In 2013, this folk, Americana, roots music outfit put out a five-song EP recorded at the Echo Mountain Studios in North Carolina (hence the project’s name). Echo Sessions is dedicated to five songwriters that have touched the band members through the years. I recently heard the group’s terrific take on Jimmie Rodgers’ Blue Yodel #7 (Anniversary Blue Yodel) from the Echo Sessions and was smitten.
So who are songwriters that rank with these three musicians? The EP begins with the Townes Van Zandt tune Loretta, and then moves to the beautiful Susannah Clark song I’ll Be Your San Antonio Rose. The Louvin Brothers contribute When I Stop Dreaming, followed by Rodgers – one of the most influential songwriters of all time. The EP ends with Nanci Griffith’s I Wish It Would Rain. Not a bad line-up of inspirational songwriters and not a bad EP for one-day’s live session.

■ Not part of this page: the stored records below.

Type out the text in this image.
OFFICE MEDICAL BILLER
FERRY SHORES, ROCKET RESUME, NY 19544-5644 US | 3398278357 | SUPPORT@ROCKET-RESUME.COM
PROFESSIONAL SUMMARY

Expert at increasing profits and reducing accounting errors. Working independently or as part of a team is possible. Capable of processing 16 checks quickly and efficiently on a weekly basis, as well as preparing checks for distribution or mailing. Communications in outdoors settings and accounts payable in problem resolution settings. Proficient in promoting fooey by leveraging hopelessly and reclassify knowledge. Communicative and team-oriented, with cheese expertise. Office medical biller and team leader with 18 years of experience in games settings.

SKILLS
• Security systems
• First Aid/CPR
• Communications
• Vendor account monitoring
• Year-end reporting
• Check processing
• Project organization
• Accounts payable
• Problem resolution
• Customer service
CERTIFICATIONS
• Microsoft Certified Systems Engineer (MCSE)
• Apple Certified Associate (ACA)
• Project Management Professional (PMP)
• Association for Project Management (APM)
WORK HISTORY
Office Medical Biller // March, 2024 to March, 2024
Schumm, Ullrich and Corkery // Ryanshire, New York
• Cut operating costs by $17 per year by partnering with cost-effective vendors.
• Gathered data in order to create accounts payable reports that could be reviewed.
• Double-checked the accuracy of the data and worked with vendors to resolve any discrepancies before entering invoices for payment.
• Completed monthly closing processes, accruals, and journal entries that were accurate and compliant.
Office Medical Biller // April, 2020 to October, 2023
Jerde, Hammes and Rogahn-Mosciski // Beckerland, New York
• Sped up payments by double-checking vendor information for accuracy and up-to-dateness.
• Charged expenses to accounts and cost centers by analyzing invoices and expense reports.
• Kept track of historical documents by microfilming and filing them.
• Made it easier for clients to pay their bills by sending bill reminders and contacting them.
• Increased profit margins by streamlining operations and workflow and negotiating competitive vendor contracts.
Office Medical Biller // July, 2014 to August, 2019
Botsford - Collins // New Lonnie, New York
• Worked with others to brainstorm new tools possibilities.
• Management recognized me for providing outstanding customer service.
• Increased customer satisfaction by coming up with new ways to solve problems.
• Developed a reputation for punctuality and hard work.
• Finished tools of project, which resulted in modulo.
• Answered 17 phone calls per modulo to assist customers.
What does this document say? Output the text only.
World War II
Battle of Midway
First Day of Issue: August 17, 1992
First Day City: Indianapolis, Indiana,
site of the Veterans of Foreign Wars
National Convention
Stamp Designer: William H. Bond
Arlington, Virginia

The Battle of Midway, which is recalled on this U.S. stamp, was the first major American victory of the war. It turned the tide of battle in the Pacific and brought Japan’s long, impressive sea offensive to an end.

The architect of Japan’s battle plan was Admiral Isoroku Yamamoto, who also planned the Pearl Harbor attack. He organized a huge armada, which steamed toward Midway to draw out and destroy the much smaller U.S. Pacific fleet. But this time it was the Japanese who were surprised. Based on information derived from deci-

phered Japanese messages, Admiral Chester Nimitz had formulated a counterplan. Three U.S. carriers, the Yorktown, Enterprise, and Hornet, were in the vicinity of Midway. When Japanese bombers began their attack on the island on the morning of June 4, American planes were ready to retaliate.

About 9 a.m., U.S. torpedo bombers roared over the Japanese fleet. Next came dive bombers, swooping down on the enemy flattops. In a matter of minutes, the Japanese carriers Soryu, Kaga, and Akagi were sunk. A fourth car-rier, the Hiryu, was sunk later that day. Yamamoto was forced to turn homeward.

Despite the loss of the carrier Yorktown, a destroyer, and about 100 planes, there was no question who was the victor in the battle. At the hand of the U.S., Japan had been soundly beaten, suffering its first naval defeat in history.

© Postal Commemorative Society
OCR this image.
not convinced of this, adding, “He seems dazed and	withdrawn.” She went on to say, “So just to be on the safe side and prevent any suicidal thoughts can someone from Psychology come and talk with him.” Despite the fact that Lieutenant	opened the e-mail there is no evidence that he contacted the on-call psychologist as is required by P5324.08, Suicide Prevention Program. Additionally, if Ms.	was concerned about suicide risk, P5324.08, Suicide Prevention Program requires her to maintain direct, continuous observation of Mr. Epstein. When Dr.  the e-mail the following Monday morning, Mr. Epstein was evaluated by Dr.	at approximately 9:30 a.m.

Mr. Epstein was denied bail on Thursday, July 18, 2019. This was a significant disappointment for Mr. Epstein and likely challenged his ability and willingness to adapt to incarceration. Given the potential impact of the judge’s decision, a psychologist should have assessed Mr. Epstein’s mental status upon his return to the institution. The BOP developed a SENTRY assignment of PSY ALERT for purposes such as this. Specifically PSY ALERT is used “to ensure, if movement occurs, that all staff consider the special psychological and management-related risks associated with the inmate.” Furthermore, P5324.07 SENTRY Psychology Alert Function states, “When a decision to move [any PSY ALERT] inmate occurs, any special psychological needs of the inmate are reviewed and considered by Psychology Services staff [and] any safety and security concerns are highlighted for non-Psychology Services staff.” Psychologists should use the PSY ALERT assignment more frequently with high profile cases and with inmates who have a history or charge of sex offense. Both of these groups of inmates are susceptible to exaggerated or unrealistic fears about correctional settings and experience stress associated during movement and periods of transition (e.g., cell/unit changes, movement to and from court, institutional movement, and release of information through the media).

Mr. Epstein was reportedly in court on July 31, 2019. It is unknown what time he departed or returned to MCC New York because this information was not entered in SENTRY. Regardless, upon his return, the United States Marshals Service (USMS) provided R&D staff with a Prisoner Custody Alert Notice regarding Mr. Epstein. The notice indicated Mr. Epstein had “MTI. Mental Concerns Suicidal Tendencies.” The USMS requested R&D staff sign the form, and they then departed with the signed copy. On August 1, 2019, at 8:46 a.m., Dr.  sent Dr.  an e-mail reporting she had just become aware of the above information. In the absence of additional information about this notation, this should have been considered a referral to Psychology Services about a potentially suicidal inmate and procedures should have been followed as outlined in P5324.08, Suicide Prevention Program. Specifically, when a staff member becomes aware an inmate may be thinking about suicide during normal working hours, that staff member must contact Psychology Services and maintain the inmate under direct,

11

The Stray Birds are making a splash on the festival and club circuit (they open for the Seldom Scene here at the Birchmere on New Year’s Eve), so this is more a “keep your eye on them” note than a “Best of 2013” post. Look for their second full-length album in the Spring of 2014. And to prove that others see them as bluegrass, I’m posting a video from WAMU’s Bluegrass Country of the tune Time in Squares. Enjoy.
Just a final note about how this list is chosen. Not being a professional reviewer, I don’t receive dozens of CDs to review. I do listen to a fair amount of bluegrass on WAMU’s Bluegrass Country and Sirius XM’s Bluegrass Junction. The latter’s Track By Track show is a great way to hear new music all year long. But I know I miss some bands and performers that others would put on any “best of” list for the year. These just happen to be the ones that caught my ear and led me to purchase them for my own collection. I hope you find something you’ll like in this grouping. I can’t wait to see what 2014 brings.